Emmanuel Jack, a convicted romance fraudster who sweet-talked his way into almost £200,000 (approximately Ksh 33,235,200) of lonely hearts’ cash, just pulled off his biggest escape yet—dodging deportation back to Nigeria! And guess what? Love saved the day.
Let’s rewind: Back in the early 2010s, Jack wasn’t just juggling dating profiles—he was juggling identities!
Mr. Jack came to Britain in 1997 and was granted indefinite leave to remain. He went on to become a business student at the University of Salford.
However, between 2011 and 2012, he targeted ‘lonely’ women in the UK and in the USA, working with a co-offender to carry out the fraudulent campaign.
He used aliases including John Creed, John Windsor and Johnnie Carlo Rissi to persuade women to send him money. After his arrest and before his conviction, Mr Jack successfully applied for British citizenship.
Posing as an architect (fancy, right?), he lured six vulnerable women into sending him stacks of cash. When the law finally caught up with him, he was sentenced to three years in prison in 2014.
In 2022, the Home Office ruled that he should be sent back to Nigeria, the country he left with his parents when he was 10. But Jack wasn’t about to go down without a fight! He made a last minute attempt to avoid going back home by launching an appeal.
And lady luck smiled upon the Nigerian romeo conman. An immigration and asylum tribunal in London ruled in his favour, stating that deportation would be unduly harsh on Mr. Jack’s British wife and children, who suffer from complex medical issues and are reliant on his care.

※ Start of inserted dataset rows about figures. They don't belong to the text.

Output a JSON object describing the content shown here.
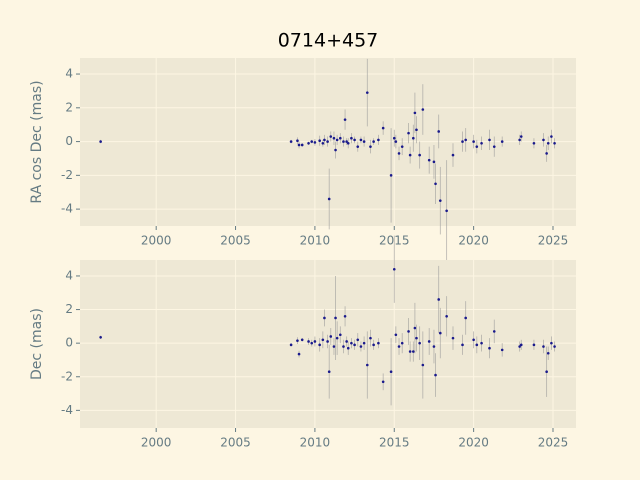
{
  "chart_data": [
    {
      "type": "scatter",
      "title": "0714+457",
      "ylabel": "RA cos Dec (mas)",
      "color": "#1a1a8c",
      "error_color": "#999999",
      "grid": true,
      "xlim": [
        1995.2,
        2026.45
      ],
      "ylim": [
        -5.0,
        4.95
      ],
      "xticks": [
        2000,
        2005,
        2010,
        2015,
        2020,
        2025
      ],
      "yticks": [
        -4,
        -2,
        0,
        2,
        4
      ],
      "x": [
        1996.5,
        2008.5,
        2008.9,
        2009.0,
        2009.2,
        2009.6,
        2009.8,
        2010.0,
        2010.3,
        2010.5,
        2010.6,
        2010.8,
        2010.9,
        2011.0,
        2011.2,
        2011.3,
        2011.4,
        2011.6,
        2011.8,
        2011.9,
        2012.0,
        2012.1,
        2012.3,
        2012.5,
        2012.7,
        2012.9,
        2013.1,
        2013.3,
        2013.5,
        2013.7,
        2014.0,
        2014.3,
        2014.8,
        2015.0,
        2015.1,
        2015.3,
        2015.5,
        2015.9,
        2016.0,
        2016.2,
        2016.3,
        2016.4,
        2016.6,
        2016.8,
        2017.2,
        2017.5,
        2017.6,
        2017.8,
        2017.9,
        2018.3,
        2018.7,
        2019.3,
        2019.5,
        2020.0,
        2020.2,
        2020.5,
        2021.0,
        2021.3,
        2021.8,
        2022.9,
        2023.0,
        2023.8,
        2024.4,
        2024.6,
        2024.7,
        2024.9,
        2025.1
      ],
      "values": [
        0,
        0,
        0.05,
        -0.2,
        -0.2,
        -0.1,
        0,
        -0.05,
        0.05,
        -0.1,
        0.1,
        0,
        -3.4,
        0.3,
        0.2,
        -0.5,
        0.1,
        0.2,
        0,
        1.3,
        0,
        -0.1,
        0.2,
        0.1,
        -0.3,
        0.1,
        0,
        2.9,
        -0.3,
        0,
        0.1,
        0.8,
        -2,
        0.2,
        0,
        -0.7,
        -0.3,
        0.5,
        -0.8,
        0.2,
        1.7,
        0.7,
        -0.8,
        1.9,
        -1.1,
        -1.2,
        -2.5,
        0.6,
        -3.5,
        -4.1,
        -0.8,
        0,
        0.1,
        0,
        -0.3,
        -0.1,
        0.1,
        -0.3,
        0,
        0.1,
        0.3,
        -0.1,
        0.1,
        -0.7,
        -0.1,
        0.3,
        -0.1
      ],
      "errors": [
        0.1,
        0.1,
        0.2,
        0.2,
        0.1,
        0.1,
        0.1,
        0.2,
        0.3,
        0.2,
        0.3,
        0.3,
        1.8,
        0.3,
        0.4,
        0.5,
        0.3,
        0.3,
        0.3,
        0.6,
        0.2,
        0.3,
        0.3,
        0.2,
        0.3,
        0.2,
        0.3,
        2,
        0.4,
        0.2,
        0.3,
        0.4,
        2.8,
        0.5,
        0.4,
        0.4,
        0.5,
        0.6,
        0.5,
        0.8,
        1.2,
        0.8,
        0.8,
        1.5,
        0.8,
        1,
        1.2,
        1,
        2,
        3,
        0.7,
        0.6,
        0.7,
        0.4,
        0.4,
        0.4,
        0.6,
        0.6,
        0.3,
        0.3,
        0.3,
        0.3,
        0.4,
        0.5,
        0.4,
        0.4,
        0.3
      ]
    },
    {
      "type": "scatter",
      "ylabel": "Dec (mas)",
      "color": "#1a1a8c",
      "error_color": "#999999",
      "grid": true,
      "xlim": [
        1995.2,
        2026.45
      ],
      "ylim": [
        -5.05,
        4.95
      ],
      "xticks": [
        2000,
        2005,
        2010,
        2015,
        2020,
        2025
      ],
      "yticks": [
        -4,
        -2,
        0,
        2,
        4
      ],
      "x": [
        1996.5,
        2008.5,
        2008.9,
        2009.0,
        2009.2,
        2009.6,
        2009.8,
        2010.0,
        2010.3,
        2010.5,
        2010.6,
        2010.8,
        2010.9,
        2011.0,
        2011.2,
        2011.3,
        2011.4,
        2011.6,
        2011.8,
        2011.9,
        2012.0,
        2012.1,
        2012.3,
        2012.5,
        2012.7,
        2012.9,
        2013.1,
        2013.3,
        2013.5,
        2013.7,
        2014.0,
        2014.3,
        2014.8,
        2015.0,
        2015.1,
        2015.3,
        2015.5,
        2015.9,
        2016.0,
        2016.2,
        2016.3,
        2016.4,
        2016.6,
        2016.8,
        2017.2,
        2017.5,
        2017.6,
        2017.8,
        2017.9,
        2018.3,
        2018.7,
        2019.3,
        2019.5,
        2020.0,
        2020.2,
        2020.5,
        2021.0,
        2021.3,
        2021.8,
        2022.9,
        2023.0,
        2023.8,
        2024.4,
        2024.6,
        2024.7,
        2024.9,
        2025.1
      ],
      "values": [
        0.35,
        -0.1,
        0.15,
        -0.65,
        0.2,
        0.1,
        0,
        0.1,
        -0.1,
        0.2,
        1.5,
        0.1,
        -1.7,
        0.4,
        -0.2,
        1.5,
        0.3,
        0.5,
        -0.2,
        1.6,
        0.1,
        -0.3,
        0,
        -0.1,
        0.2,
        -0.2,
        0,
        -1.3,
        0.3,
        -0.1,
        0,
        -2.3,
        -1.7,
        4.4,
        0.5,
        -0.2,
        0,
        0.7,
        -0.5,
        -0.5,
        0.9,
        0.3,
        0,
        -1.3,
        0.1,
        -0.2,
        -1.9,
        2.6,
        0.6,
        1.6,
        0.3,
        -0.1,
        1.5,
        0.2,
        -0.1,
        0,
        -0.3,
        0.7,
        -0.4,
        -0.2,
        -0.1,
        -0.1,
        -0.2,
        -1.7,
        -0.6,
        0,
        -0.2
      ],
      "errors": [
        0.1,
        0.1,
        0.2,
        0.2,
        0.1,
        0.2,
        0.2,
        0.3,
        0.4,
        0.5,
        0.5,
        0.4,
        1.6,
        0.5,
        0.5,
        2.5,
        1,
        0.5,
        0.4,
        0.6,
        0.3,
        0.4,
        0.3,
        0.3,
        0.4,
        0.3,
        0.4,
        2,
        0.5,
        0.3,
        0.3,
        0.5,
        2,
        2,
        0.5,
        0.5,
        0.6,
        0.8,
        0.6,
        0.6,
        1.5,
        0.8,
        1,
        2,
        0.8,
        1,
        1.3,
        2,
        1.5,
        1.2,
        0.7,
        0.6,
        1,
        0.5,
        0.5,
        0.5,
        0.6,
        0.7,
        0.4,
        0.3,
        0.3,
        0.3,
        0.4,
        1.5,
        0.4,
        0.4,
        0.3
      ]
    }
  ]
}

Tribunal judges Victor Rae-Reeves and Luke Bulpitt heard that his wife has medical issues arising from pregnancy.
His 18-month-old son, who was born prematurely, has serious development issues that requires close supervision and specialist care, while his six-year-old daughter suffers from eyesight problems, the tribunal was told.
Mr. Jack wife has a 16-year-old daughter from a previous relationship for whom he also provides care, the tribunal heard. The daughter outlined the ‘huge role’ Mr Jack plays in her life in a letter, where she suggested ‘the family would fall apart without him’.
The judges agreed that uprooting the family would be a medical nightmare, ruling that sending Jack to Nigeria would be “unduly harsh.”
They cited the difficulty of securing specialist treatment in Nigeria and declared that the family’s deep emotional bond made deportation an unfair burden.
So, despite his dodgy past, Jack gets to stay! The man who once scammed women out of their savings now finds himself saved—by love, family, and a well-argued legal battle.